Dois escândalos e uma proposta

FÁBIO KONDER COMPARATO

Muita gente acalenta, desde a infância, o sonho de vir a ser um dia ministro de Estado.
O fascínio por esse título é curioso, pois a palavra sofreu na história uma verdadeira revolução semântica. "Minister", em latim, derivado de "minus", designava o servidor ou criado doméstico. Camões, nos "Lusíadas", ainda emprega o vocábulo com essa acepção. Ao descrever, na estrofe 96 do canto 2º, a pomposa visita que o rei de Melinde fez ao Gama em sua nau capitânia, diz que Sua Majestade vinha protegido da "solar quentura" por um guarda-sol, empunhado por um ministro.
Em nossa mal chamada República, porém, o cargo de "Ministro" (sempre com maiúscula) passou a contar, além de grande imponência, com uma apreciável vantagem prática: o seu titular possui o privilégio de não ser processado, nem criminalmente, nem por atos de improbidade administrativa, senão perante o Supremo Tribunal Federal.
O atual presidente do Banco Central (ou "governor", como ele prefere ser chamado), que é um homem de grande senso prático, sabe o que vale esse privilégio. Foi por isso que pleiteou e obteve a elevação do seu cargo ao nível ministerial, mediante medida provisória baixada pelo presidente da República.
O episódio é escandaloso sob mais de um aspecto.
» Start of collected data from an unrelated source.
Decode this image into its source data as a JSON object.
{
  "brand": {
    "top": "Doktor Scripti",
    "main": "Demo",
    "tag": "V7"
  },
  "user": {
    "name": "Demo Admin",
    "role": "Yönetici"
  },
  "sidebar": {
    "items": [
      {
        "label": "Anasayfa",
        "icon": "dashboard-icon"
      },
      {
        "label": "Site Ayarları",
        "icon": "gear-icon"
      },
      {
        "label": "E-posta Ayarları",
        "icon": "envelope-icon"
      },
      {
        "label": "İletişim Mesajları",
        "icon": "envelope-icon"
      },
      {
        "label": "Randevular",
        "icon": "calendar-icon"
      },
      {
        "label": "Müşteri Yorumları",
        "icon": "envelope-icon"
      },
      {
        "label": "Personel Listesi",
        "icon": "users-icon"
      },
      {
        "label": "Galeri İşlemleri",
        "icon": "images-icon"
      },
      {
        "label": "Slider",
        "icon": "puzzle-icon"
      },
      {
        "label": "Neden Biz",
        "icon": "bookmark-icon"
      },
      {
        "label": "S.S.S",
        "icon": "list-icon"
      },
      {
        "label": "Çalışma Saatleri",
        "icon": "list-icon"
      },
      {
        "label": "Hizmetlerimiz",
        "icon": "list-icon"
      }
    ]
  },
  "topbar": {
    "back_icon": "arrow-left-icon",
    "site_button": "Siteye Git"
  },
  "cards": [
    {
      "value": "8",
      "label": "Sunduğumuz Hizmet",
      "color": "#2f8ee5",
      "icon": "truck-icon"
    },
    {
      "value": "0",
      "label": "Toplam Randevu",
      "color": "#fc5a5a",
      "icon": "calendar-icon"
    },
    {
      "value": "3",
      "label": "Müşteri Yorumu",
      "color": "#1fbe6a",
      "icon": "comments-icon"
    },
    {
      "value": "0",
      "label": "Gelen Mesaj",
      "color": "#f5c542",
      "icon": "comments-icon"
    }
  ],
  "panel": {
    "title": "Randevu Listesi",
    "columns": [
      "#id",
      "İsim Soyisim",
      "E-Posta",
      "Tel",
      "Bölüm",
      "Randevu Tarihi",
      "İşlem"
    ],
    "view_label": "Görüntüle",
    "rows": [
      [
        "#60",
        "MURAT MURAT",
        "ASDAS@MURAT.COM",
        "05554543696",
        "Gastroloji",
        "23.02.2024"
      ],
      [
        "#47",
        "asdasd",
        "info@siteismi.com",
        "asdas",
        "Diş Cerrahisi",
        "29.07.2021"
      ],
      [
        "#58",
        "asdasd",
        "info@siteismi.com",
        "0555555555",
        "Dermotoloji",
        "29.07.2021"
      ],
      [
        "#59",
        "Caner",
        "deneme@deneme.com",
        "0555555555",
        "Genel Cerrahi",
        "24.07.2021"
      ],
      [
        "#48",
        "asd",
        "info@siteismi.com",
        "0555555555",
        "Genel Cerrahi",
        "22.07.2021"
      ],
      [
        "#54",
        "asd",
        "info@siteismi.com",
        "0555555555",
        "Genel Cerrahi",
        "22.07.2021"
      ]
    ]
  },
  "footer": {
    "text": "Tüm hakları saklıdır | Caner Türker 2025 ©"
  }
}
Ninguém ignora que no atual governo o presidente do Banco Central é inamovível: ele dita a política econômica


No regime republicano, nenhum agente público, a começar pelo chefe de Estado, pode praticar, nessa qualidade, atos que não digam respeito ao bem comum do povo, mas visem tão-só à satisfação de interesses particulares. Em direito público, a desobediência encoberta a esse princípio é tradicionalmente capitulada como desvio de poder. O agente, sob a aparência de exercer uma competência regular, na verdade frauda a finalidade com que ela lhe foi atribuída, quer pela lei, quer pela Constituição.
O governo, aliás, não se preocupou em encobrir a fraude. Nem sequer pretextou que o objetivo da criação da nova categoria ministerial fosse o aperfeiçoamento da máquina administrativa. Simplesmente reconheceu que se tratava de criar às pressas um privilégio pessoal para um agente do Poder Executivo, mediante o uso de uma prerrogativa excepcional atribuída ao chefe de Estado: a medida provisória.
Tem-se dito que essa decisão contraria o propósito do governo, tantas vezes declarado, de dar independência ao Banco Central. Puro engano. Os ministros de Estado podem, efetivamente, ser exonerados pelo presidente da República a qualquer tempo (Constituição, art. 84, inciso 1º), porque não passam de meros auxiliares seus (mesmo artigo, inciso 2º), não tendo autonomia nem poderes próprios. Mas ninguém ignora que no atual governo o presidente do Banco Central é inamovível: ele dita a política econômica, que é diligentemente aplicada pelo ministro da Fazenda e pelo próprio presidente da República.
Este o primeiro escândalo. Mas o segundo não é menos grave.
Em 1997, Fernando Henrique Cardoso, não ousando ou não podendo suprimir da Constituição o monopólio estatal do petróleo, conseguiu arrancar do Congresso a lei nº 9.478, que facultou a apropriação por empresas privadas, inclusive estrangeiras, do petróleo extraído do nosso território.
Agora, quando o mundo todo se acha conflagrado na perspectiva do esgotamento dessa fonte de energia em futuro próximo, o governo federal decide dar prosseguimento à política perdidamente inconstitucional de entrega de áreas de lavra de petróleo a empresas privadas, inclusive estrangeiras, garantindo-lhes a plena propriedade do produto a ser extraído. O governador do Estado do Paraná tomou a patriótica iniciativa de questionar a constitucionalidade da lei nº 9.478 perante o Supremo Tribunal Federal. O ajuizamento da demanda, porém, não impediu que o governo levasse a efeito mais um leilão para privatizar áreas de exploração de petróleo.
Mas -perguntará o leitor- o que fazer diante de tudo isso? Amaldiçoar o mundo político e se concentrar em definitivo na vida privada? Creio que uma outra resposta é possível. Como reza o ditado, há males que vêm para bem. Quem sabe os dois escândalos acima apontados venham, enfim, abrir os olhos de todos para a urgente necessidade de mudar radicalmente o modo de ação política entre nós.
A Ordem dos Advogados do Brasil acaba de tomar a oportuna decisão de lançar uma campanha nacional em defesa da República e da democracia. Trata-se de dar ao povo, ao cabo de uma tão longa e amarga experiência, aquele poder soberano do qual ele nunca deveria ter sido privado: o de controlar diretamente a ação de todos os órgãos do Estado, a fim de impedir a subordinação do bem comum ao interesse particular, ou a subserviência da nação ao interesse estrangeiro.
Há boas razões para esperar que todas as forças vivas da nação venham se juntar à OAB nessa missão regeneradora da nossa vida política.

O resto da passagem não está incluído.